In Hong Kong, there are lots of web design companies that obtain inbound links from their client web sites. Whether it is requested or outright placement, it doesn’t really matter. The issue has been debated for a while in the past and still continues to surface every now and then, just like a recent WebmasterWorld link picked up by Search Engine Roundtable. I work for a company that builds websites but it never occurred to us to place a link to the company’s website even if it means more inbound links that might boost our search engine rankings or deliver curious visitors to our website (well, I know two sites but it’s because of a special partnership and one is even useless in search engine optimization).
I am not the one to say that the practice is bad but I just thought it’s a little unprofessional to place the links that have nothing to do aesthetically to a page. But who cares if it doesn’t when there are tons of scraper pages that proliferate and display nothing but plagiarized content, full of Adsense ads and no navigation that visitors who don’t close their browsers or use the [Back] button are compelled to click on ads to “escape” the filth of such page?
How do you find out if your web design company you intend to hire is practicing such thing?
- Go to Yahoo! Search Explorer.
- Enter the URL of the web design company and click [Explore URL].
- On the results page, click on the Inlinks (xxxx).
- Pick a few websites and find where in the page the link is embedded.
- If you see “Powered by …” or “A … production” or “Web solution by …” that’s what I mean. Usually it’s at the footer.
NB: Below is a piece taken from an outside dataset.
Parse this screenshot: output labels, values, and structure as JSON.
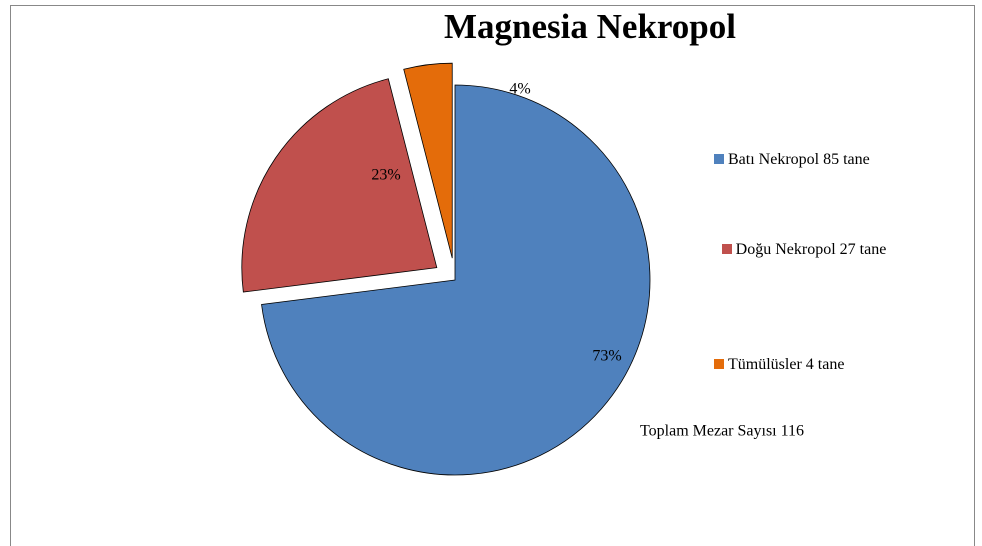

- Sometimes you need to check the source code to see if the link embedded isn’t visible in the browser. This is dangerous.
Again it’s not bad to place those links especially if there is a partnership between the site owner and site developer. I just thought that it’s sometimes a little rip off by the developer to get link for SEO purpose and free traffic if there’s no mutual agreement on it.
Would you suggest we do place a link on our client websites? Nah, forget about it.